Beim sonntäglichen Gottesdienst predigte Hochwürden Dickens jedes Mal, dass wir täglich auf unseren Knien Gott dafür danken sollten, einen Platz im Arbeitshaus gefunden zu haben.
»Hunderte von Waisen müssen auf Londons Straßen verhungern, oder sie führen ein unsittliches Leben. Nicht selten endet dieses nach kurzer Zeit am Galgen«, mahnte er mit erhobenem Zeigefinger. »Darum betet jeden Morgen und Abend, und dankt denjenigen, die euch Nahrung und Kleidung geben, wie es einem Christenmenschen geziemt!«
So, wie Hochwürden es darstellte, schien es, als gebe es auf der Welt keinen besseren Platz als das Arbeitshaus Half-Moon-Alley. Heute möchte ich mich auch nicht darüber beklagen, ich hätte es wahrlich schlechter treffen können. Harriet Channing achtete, neben Reinlichkeit und Demut, auch auf eine gewisse Bildung. Das bedeutete einen großen Vorteil gegenüber anderen elternlosen Kindern. Von meinem sechsten bis zum dreizehnten Lebensjahr erhielt ich pro Tag eine Stunde Unterricht in Lesen, Schreiben und Rechnen. Dabei bewies ich eine rasche Auffassungsgabe, und ich verfügte über ein gutes Gedächtnis. Schon bald brachte mir Schwester Agnes hin und wieder ein kleines Buch aus der Bibliothek des Kirchspiels mit. Uns war es zwar streng verboten, diesen Raum zu betreten, doch Schwester Agnes hatte meinen Wissensdurst bemerkt.
»Unsere Möglichkeiten, Wissen zu vermitteln, sind beschränkt, doch aus Büchern kannst du alles lernen, was du möchtest.«
Wir achteten darauf, dass Mrs. Channing nichts davon erfuhr. Instinktiv wusste ich, dass sie es nicht gutheißen würde.

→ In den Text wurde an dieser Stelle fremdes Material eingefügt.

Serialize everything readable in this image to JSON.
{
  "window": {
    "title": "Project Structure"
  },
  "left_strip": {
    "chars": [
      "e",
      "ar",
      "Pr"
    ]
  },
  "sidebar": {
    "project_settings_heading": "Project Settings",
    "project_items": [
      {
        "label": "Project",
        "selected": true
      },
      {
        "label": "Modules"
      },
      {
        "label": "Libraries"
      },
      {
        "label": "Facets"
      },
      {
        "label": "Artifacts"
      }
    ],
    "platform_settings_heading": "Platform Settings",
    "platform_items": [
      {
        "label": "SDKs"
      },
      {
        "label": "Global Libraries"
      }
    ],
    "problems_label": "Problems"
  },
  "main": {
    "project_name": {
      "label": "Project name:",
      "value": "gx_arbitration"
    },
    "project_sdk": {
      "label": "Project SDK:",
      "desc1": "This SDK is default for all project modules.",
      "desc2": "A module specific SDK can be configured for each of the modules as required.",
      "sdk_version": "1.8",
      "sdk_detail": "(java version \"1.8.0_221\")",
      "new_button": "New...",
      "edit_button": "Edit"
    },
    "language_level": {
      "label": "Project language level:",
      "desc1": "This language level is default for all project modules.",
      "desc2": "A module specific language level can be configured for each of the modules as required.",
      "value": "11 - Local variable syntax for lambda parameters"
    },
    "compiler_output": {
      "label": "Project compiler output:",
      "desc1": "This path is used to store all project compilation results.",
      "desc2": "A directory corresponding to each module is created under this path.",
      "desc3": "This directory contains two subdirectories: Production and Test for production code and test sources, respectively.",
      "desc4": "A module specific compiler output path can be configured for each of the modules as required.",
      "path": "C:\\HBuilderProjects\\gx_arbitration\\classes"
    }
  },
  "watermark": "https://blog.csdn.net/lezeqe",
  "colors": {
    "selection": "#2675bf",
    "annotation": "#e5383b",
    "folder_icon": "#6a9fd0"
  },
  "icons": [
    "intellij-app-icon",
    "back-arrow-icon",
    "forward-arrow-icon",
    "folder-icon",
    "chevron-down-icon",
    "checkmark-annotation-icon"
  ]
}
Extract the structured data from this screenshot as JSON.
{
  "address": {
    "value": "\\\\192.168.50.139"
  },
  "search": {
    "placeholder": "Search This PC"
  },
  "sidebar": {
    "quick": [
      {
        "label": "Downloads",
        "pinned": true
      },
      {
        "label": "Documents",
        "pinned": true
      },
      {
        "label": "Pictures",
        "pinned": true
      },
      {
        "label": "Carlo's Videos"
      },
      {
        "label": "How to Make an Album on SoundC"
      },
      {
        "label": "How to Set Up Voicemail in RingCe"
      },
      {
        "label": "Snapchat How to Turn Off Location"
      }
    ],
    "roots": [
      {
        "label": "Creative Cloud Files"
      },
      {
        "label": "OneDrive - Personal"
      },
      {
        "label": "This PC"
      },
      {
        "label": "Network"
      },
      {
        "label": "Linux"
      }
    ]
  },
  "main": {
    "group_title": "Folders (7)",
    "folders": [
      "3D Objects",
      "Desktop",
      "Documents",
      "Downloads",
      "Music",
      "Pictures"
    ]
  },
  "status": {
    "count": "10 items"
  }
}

Was das Essen betraf, wurden wir nicht verwöhnt. Wenn ich an die Jahre im Arbeitshaus zurückdenke, so fällt mir in erster Linie ein, dass ich eigentlich immer hungrig war. Wochentags gab es Haferbrei, wässrige Gemüsesuppe, dunkles, trockenes Brot, manchmal einen Apfel oder eine Birne und Wasser. Nur am Sonntag nach dem Kirchgang wurde das Mittagessen zu einem Festmahl. Das Stück Rind- oder auch Schweinefleisch war zwar meistens zäh, die Kartoffeln zerkocht und das Gemüse geschmacklos, dennoch mundete es mir wie das zarteste Filet. Allerdings war es mir immer zu wenig. Ich weiß nicht, welcher Teufel mich damals an einem Sonntag geritten hat. Ich muss etwa zwölf, dreizehn Jahre alt gewesen sein. Nachdem ich mein karges Mahl verspeist hatte, war ich aufgestanden, nach vorne zu Mrs. Channing getreten und hatte ihr den leeren Teller entgegengestreckt.

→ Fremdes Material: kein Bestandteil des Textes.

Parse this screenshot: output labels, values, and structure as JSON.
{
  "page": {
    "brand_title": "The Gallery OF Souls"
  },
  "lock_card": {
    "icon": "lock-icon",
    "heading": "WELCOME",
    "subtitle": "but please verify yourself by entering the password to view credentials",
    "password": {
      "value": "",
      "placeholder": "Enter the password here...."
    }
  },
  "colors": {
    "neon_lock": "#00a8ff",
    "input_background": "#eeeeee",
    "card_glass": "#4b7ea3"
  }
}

»Bitte, ich möchte noch eine Portion!«
Alle in dem großen Saal hielten die Luft an. Mrs. Channing wurde erst bleich, dann schoss eine flammende Röte in ihre eingefallenen Wangen.

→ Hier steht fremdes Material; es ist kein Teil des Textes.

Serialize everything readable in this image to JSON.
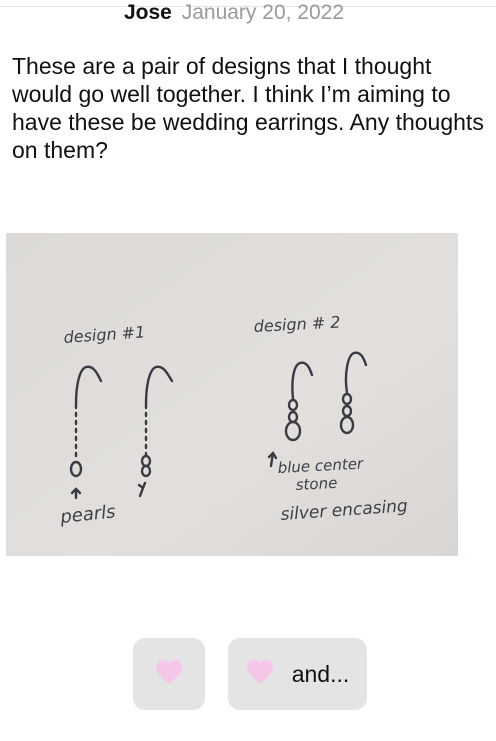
{
  "post": {
    "author": "Jose",
    "date": "January 20, 2022",
    "text": "These are a pair of designs that I thought would go well together. I think I’m aiming to have these be wedding earrings. Any thoughts on them?"
  },
  "photo": {
    "labels": {
      "design1": "design #1",
      "design2": "design # 2",
      "pearls": "pearls",
      "blue_center": "blue center",
      "stone": "stone",
      "silver_encasing": "silver encasing"
    }
  },
  "buttons": {
    "and_label": "and..."
  },
  "colors": {
    "heart": "#f6c6e9",
    "button_bg": "#e4e4e4",
    "date": "#9a9a9a",
    "paper": "#dedbd8"
  },
  "icons": {
    "like_button": "heart-icon",
    "and_button": "heart-icon"
  }
}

»Wie kannst du es wagen, du ungezogenes Kind!«
Sie erhob drohend die Hand. Einen Moment lang fürchtete ich, sie würde mich schlagen, und zog den Kopf ein, doch Mrs. Channing packte mich so fest am Oberarm, dass dort noch Tage später dunkle Male zu sehen waren, und zerrte mich hinter sich die steile Stiege zum Dachboden hinauf. Dort wurde ich für drei Tage in eine dunkle Abstellkammer voller Gerümpel gesperrt. Es gab keine Heizung, kein Wasser und auch keine Toilette. Einmal am Tag wurden mir von einem schweigsamen Mädchen ein Krug Wasser und ein Kanten trockenes Brot durch die Tür geschoben. Nach meiner Gefangenschaft musste ich in der Kirche mehrere Stunden auf den Knien verbringen und Gott für meine Sünden um Verzeihung bitten. Hochwürden Dickens ließ mich dabei nicht aus den Augen. Nach diesem Vorfall bat ich Mrs. Channing niemals wieder um etwas, doch die Nächte, in denen ich vor Hunger nicht einschlafen konnte, kann ich heute nicht mehr zählen.
Ansonsten war ich ein gehorsames Kind, betete fleißig jeden Morgen und Abend, so dass ich der Überzeugung war, dass meine Eltern allen Grund hatten, auf mich stolz zu sein. Ja, ich war gehorsam ... bis auf ein weiteres Mal! Die Strafe, die ich dafür erhielt, war so grausam, dass sie den Rest meines Lebens prägen sollte. Was waren dagegen ein paar Tage Gefangenschaft auf einem zugigen Dachboden?